C’était samedi dernier, au théâtre El Hamra là où le spectacle est né. Le temps que le public s’installe dans la salle et sur scène, l’homme, derrière les rideaux en voile, contemple ses costumes… Au bout d’un moment, il commence à se travestir. Lentement, mais sûrement, il met sa perruque noire avec une longue tresse, un corsage noir brodé de fil doré, bracelets et «kholkhal» (anneaux de cheville) au bout du pantalon… Une voix off débite des prénoms : Oueld Fatma, Oueld Naziha, Oueld Jawhara… une infinité de «fils de leur mère», pour arriver enfin à oueld Tounès… Oueld Jellaba. Ce dernier n’est autre qu’un danseur des années 20 qui se déguisait en femme pour divertir les spectateurs des cafés chantants.
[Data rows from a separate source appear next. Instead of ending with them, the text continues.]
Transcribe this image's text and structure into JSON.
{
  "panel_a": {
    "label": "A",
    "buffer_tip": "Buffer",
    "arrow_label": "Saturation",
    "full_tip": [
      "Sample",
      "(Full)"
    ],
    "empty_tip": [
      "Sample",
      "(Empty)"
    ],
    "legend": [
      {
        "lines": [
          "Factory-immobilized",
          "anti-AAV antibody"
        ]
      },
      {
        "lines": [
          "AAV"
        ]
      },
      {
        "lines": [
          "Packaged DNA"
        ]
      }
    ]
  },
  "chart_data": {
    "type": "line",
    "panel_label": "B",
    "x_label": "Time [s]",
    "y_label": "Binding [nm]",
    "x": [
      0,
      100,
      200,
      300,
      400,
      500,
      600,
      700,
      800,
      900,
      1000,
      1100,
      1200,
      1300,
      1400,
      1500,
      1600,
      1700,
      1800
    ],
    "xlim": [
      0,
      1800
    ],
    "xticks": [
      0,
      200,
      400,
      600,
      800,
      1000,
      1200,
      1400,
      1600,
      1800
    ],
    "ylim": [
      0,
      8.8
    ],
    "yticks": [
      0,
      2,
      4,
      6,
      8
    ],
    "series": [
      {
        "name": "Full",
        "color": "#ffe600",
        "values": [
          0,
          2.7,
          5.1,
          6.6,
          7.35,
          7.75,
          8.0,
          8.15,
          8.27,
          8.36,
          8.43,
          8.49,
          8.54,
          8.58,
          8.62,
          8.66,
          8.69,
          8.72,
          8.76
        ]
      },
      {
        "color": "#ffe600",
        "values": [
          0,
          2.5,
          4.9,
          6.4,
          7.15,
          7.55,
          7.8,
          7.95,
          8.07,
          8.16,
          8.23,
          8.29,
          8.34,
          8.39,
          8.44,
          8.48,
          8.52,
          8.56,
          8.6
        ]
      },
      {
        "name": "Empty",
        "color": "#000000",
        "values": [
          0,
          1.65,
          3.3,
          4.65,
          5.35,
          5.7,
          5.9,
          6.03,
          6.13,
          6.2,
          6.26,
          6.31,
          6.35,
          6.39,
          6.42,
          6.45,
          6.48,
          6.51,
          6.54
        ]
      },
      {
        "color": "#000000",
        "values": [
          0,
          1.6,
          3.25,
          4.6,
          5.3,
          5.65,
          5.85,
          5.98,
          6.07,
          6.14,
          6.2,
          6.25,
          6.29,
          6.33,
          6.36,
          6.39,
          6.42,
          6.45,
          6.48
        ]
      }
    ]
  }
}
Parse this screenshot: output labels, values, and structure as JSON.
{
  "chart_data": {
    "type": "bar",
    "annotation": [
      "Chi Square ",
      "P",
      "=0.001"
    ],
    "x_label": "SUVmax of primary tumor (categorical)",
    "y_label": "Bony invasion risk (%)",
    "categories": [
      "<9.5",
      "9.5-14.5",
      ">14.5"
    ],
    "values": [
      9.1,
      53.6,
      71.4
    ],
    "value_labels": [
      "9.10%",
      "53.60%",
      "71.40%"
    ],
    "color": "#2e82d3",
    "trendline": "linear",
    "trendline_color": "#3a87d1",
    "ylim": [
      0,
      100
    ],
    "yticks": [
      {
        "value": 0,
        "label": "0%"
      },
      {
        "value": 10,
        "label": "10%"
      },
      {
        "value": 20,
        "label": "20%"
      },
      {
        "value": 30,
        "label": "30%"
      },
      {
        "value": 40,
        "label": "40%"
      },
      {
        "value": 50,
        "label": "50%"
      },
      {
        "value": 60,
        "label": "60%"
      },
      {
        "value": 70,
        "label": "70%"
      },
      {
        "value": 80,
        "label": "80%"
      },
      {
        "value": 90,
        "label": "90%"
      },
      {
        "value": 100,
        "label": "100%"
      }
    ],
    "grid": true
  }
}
La danse commence. L’homme tape des pieds sur le plancher avec une détermination brûlante. Rochdi Belgasmi n’«héroïse» pas son personnage, pas plus qu’il ne l’enferme dans une grille d’interprétation classique. Il donne à voir un homme pas comme les autres, en offrant, à chaque mouvement, une facette de l’histoire. Celle-ci est également racontée en voix off, avec des dates précises, allant de 1914 aux années 40. Les événements en disent long sur un petit pays attaché, malgré lui, au chaos mondial. Le regard secoue la mémoire, en farfouillant dans les archives de l’histoire et des «cafés chantants». Le but est de découvrir, peut-être, quelques influences souterraines, et de dire qu’il est possible de replacer la danse traditionnelle tunisienne au cœur de la danse contemporaine. Dans la deuxième partie du spectacle, Rochdi s’éloigne des intentions qui donnent plus à voir qu’à comprendre, pour redevenir lui-même et inviter le public à danser en suivant ses pas. Les mouvements sont précis et codés. Les spectateurs redécouvrent une danse si belle et si difficile à la fois. La salle s’échauffe. Les plus timides se contentent d’applaudir. Rochdi clôture son working progress, par un moment où il est seul à danser, entouré de ses «apprentis». La musique s’arrête au moment même où la gargoulette pleine de fruits secs et de bonbons s’écrase sur le sol. Un geste qui nous replonge dans l’enfance. Les spectateurs se baissent et ramassent. C’est cadeau. La danse traditionnelle est rarement en fête en Tunisie. Certains artistes s’y sont attaqués. Ils l’ont revisitée de plusieurs manières, sur scène et hors les théâtres. Citons d’abord le Théâtre Phou dans «El amal», Malek Sebai et Sondos Belhassen dans Dream City 2007, et le même Rochdi avec Keira Oubeïdallah (maître de ballet de la troupe nationale folklorique) dans une chorégraphie de Malak Sebaï, Dream City 2012. On serait vraiment gourdes de ne pas les saluer.